Muddled Court Decision Undermines Marriage
Family
Research Council, June 26, 2003
Washington Update
By Ken Connor, President
The U.S. Supreme Court’s 6-3 decision striking down
Texas’s law against homosexual sodomy is a direct attack on the sanctity of
marriage. By extending legal protections to homosexual behavior, the court
majority not only struck down the 1986 precedent in Bowers
v. Hardwick that upheld Georgia’s anti-sodomy law; the court also
demolished the legal foundation of marriage. As Justice Antonin Scalia noted
in his scathing opinion in dissent, “State laws against bigamy, same-sex
marriage, adult incest, prostitution, masturbation, adultery, fornication,
bestiality, and obscenity are likewise sustainable only in light of Bowers’
validation of laws based on moral choices. Every single one of these laws is
called into question by today’s decision; the Court makes no effort to cabin
the scope of its decision to exclude them from its holding.”
Indeed, the court opened the door to all of this under an
implicit “right to privacy” that appears nowhere in the Constitution, but
which the court invented in Griswold v. Connecticut. In that case, the
court “divined” a generalized right to privacy not in the actual text of
the Constitution, but in the “emanations” from the “penumbras” that
surround the words. Having thus invented a right, the court then proceeded to
legalize abortion on the basis of this figment of the imagination. Now, in Lawrence
v. Texas, the majority has extended the “right to privacy” to
embrace homosexual sodomy.
The jurisprudence that underlies today’s majority
decision in Lawrence is deeply flawed. Nothing has changed in the law
or Constitution in the 17 years since the court upheld anti-sodomy laws in Bowers.

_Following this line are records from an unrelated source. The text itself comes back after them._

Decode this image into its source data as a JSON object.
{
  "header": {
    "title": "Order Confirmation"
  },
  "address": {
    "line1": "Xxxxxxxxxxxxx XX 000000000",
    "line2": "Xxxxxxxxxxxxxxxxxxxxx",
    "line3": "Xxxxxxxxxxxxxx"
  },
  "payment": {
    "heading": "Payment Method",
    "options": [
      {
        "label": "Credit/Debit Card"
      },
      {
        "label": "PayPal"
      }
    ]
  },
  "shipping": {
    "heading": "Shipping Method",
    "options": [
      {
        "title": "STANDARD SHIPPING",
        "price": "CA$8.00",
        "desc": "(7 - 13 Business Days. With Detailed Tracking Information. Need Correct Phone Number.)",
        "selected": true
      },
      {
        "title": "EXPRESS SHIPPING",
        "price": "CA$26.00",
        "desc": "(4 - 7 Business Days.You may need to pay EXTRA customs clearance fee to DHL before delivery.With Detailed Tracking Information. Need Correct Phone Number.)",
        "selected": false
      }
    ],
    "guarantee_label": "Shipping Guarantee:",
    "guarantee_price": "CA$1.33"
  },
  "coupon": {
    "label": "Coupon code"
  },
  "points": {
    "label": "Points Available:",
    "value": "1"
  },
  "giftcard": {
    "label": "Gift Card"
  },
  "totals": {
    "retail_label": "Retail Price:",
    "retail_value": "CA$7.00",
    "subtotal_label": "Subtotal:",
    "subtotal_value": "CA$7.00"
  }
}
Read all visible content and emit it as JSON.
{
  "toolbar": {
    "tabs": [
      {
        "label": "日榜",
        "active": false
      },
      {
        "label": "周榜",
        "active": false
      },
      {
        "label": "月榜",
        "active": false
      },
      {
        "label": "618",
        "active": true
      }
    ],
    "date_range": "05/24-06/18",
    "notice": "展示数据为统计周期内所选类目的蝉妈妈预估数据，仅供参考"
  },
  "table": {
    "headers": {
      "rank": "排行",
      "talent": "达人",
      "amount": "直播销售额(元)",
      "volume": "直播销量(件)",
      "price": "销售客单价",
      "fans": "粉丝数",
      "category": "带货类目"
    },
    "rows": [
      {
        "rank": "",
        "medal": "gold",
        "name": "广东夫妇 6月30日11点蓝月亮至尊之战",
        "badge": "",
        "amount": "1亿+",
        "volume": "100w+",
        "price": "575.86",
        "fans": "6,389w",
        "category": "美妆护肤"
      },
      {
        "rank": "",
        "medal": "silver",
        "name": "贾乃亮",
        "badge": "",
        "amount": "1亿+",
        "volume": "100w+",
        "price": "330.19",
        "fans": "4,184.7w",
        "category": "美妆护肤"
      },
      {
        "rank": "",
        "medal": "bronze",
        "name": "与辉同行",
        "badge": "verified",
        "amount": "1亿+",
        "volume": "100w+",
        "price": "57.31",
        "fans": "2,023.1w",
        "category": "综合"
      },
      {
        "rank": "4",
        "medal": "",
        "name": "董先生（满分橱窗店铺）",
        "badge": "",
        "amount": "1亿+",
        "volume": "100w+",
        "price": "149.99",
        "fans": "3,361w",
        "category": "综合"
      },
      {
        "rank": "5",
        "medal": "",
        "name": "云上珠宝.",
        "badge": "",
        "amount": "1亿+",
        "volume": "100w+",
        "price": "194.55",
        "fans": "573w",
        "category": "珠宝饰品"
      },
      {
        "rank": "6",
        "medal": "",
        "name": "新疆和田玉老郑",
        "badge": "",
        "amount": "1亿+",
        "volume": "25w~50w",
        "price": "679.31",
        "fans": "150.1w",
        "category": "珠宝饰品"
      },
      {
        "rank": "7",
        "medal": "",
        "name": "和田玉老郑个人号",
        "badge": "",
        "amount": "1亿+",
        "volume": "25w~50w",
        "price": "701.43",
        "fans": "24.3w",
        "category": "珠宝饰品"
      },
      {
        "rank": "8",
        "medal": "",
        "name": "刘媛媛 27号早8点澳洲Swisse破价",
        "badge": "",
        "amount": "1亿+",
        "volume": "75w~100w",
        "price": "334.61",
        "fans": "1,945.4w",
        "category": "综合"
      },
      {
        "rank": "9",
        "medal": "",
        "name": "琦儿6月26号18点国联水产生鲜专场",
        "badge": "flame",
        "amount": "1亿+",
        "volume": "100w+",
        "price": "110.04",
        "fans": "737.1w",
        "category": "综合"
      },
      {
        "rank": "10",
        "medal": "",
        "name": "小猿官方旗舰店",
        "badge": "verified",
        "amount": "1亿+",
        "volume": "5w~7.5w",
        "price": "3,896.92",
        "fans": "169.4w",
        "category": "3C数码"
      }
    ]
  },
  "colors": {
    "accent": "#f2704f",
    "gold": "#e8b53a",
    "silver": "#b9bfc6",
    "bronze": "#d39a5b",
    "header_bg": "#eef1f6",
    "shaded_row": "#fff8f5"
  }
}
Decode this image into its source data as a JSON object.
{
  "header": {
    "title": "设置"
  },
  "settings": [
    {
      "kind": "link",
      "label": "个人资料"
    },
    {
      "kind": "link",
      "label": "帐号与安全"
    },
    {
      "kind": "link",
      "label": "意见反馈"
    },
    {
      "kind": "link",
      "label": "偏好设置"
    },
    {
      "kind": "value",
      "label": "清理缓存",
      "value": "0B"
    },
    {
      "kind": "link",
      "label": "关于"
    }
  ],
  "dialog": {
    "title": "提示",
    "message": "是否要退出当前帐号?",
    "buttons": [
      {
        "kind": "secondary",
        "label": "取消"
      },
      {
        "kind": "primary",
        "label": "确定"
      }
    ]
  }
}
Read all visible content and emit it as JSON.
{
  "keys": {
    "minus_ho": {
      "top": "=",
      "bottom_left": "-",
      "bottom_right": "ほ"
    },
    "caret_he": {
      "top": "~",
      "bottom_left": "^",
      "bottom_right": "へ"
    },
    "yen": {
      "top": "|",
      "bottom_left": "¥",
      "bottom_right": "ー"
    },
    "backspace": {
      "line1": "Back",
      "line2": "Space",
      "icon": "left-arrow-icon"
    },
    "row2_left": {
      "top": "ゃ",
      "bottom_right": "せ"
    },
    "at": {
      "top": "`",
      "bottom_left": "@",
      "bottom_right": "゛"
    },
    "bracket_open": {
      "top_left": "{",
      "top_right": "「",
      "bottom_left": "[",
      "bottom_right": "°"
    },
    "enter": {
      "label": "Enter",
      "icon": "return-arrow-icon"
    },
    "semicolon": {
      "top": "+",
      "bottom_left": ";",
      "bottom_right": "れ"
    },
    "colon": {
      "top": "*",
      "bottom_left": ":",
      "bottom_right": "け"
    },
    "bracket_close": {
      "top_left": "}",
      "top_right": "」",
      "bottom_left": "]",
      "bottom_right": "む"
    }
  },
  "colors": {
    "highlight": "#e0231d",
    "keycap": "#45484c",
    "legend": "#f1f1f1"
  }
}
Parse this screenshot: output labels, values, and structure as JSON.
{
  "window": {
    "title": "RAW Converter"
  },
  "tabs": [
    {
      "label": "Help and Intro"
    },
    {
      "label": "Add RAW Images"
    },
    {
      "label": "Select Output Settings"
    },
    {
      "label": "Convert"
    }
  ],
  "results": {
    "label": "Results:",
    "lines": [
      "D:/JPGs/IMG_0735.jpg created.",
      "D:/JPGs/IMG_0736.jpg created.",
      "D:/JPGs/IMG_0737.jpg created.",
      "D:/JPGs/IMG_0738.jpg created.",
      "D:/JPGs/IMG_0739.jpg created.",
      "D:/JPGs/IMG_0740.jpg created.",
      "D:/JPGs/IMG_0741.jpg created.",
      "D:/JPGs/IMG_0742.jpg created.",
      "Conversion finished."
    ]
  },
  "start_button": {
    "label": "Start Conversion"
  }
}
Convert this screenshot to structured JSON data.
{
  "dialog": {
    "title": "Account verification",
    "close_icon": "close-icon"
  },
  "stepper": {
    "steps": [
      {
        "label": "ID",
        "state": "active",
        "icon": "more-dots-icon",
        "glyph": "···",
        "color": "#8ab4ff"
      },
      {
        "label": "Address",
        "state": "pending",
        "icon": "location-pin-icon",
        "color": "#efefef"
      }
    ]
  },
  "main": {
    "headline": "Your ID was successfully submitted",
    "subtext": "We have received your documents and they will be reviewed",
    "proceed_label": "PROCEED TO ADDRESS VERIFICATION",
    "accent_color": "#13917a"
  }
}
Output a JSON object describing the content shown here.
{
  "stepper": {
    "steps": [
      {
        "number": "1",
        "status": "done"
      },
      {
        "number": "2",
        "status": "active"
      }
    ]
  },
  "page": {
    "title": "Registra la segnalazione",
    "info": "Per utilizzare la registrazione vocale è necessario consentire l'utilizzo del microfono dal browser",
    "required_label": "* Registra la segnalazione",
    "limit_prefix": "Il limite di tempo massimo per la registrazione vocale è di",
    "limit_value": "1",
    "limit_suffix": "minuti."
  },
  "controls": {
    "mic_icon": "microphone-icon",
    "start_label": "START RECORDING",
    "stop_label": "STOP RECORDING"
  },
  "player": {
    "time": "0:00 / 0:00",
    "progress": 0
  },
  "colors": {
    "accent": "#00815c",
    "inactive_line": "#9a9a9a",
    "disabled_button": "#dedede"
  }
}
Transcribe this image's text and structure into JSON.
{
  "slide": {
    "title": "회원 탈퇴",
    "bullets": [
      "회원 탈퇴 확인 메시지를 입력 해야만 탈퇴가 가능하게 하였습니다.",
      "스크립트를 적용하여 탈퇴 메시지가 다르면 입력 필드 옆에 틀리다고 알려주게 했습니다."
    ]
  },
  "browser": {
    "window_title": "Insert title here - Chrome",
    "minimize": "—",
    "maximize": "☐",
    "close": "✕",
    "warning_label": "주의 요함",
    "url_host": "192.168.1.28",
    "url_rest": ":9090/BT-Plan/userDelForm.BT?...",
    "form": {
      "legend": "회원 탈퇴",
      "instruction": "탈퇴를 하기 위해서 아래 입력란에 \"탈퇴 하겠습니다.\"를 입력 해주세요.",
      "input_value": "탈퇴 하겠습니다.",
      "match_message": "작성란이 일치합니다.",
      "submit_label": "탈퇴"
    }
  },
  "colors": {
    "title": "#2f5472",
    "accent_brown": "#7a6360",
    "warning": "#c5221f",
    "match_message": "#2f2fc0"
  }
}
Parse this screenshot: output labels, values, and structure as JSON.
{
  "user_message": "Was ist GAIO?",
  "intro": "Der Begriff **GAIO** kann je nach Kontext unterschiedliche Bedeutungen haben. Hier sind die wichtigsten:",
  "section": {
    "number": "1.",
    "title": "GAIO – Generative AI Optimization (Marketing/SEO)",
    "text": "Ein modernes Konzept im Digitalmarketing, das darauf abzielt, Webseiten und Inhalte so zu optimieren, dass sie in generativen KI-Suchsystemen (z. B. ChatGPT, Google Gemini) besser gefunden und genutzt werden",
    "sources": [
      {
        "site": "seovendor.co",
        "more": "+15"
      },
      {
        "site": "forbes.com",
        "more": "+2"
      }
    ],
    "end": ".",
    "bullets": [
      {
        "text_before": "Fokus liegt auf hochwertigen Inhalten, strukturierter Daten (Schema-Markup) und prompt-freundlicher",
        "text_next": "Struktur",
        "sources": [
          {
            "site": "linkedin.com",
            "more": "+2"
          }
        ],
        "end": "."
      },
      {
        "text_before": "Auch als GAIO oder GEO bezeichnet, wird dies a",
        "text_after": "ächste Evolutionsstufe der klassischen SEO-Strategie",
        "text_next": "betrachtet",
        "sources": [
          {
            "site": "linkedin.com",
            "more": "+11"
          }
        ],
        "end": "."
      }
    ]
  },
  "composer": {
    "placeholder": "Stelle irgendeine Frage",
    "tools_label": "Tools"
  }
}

Instead, Justice Kennedy notes that the Bowers decision has been
subject to “substantial and continuing criticism.” But as Justice Scalia
points out, the same is true of Roe v. Wade, yet the court reaffirmed Roe
in Planned Parenthood v. Casey. “Substantial and continuing
criticism” does not seem to bother the liberal majority with regard to
abortion, but the noisy homosexual political lobby sends the justices into
such a dither that they are willing to reverse a 17-year-old precedent—and
threaten marriage in the process!
Rather than root its opinions in the text of the
Constitution and the intent of the Framers, the majority simply raises a
dampened finger to see which way the cultural breezes are blowing. Justice
Kennedy, for example, referred to an “emerging awareness” regarding sexual
morality. But isn’t this what legislatures are for in a republican form of
government? It’s the role of the people’s elected representatives, not
unelected and unaccountable judges, to address emerging issues, to revise,
update or repeal laws to comport with changes in social mores and public
morals. This ruling is an example of breathtaking judicial activism. The
majority simply imposed its own private opinions and political desires on the
law.
Sen. Rick Santorum
was right last month when he observed that a bad ruling in Lawrence
would open the door to legalizing polygamy, same-sex marriage, consensual
incest and all other sexual arrangements by expanding the so-called right to
privacy. Nothing could more dramatically illustrate how critical the next
Supreme Court appointment(s) will be. Nothing less than the people’s right
to self-government is at stake. Will we rule ourselves, or be ruled by
black-robed oligarchs who disregard the law and the Constitution to impose
their own political agenda on the country? Or will we have judges of humility
and restraint, who respect the separation of powers and the people’s
unalienable right to govern themselves?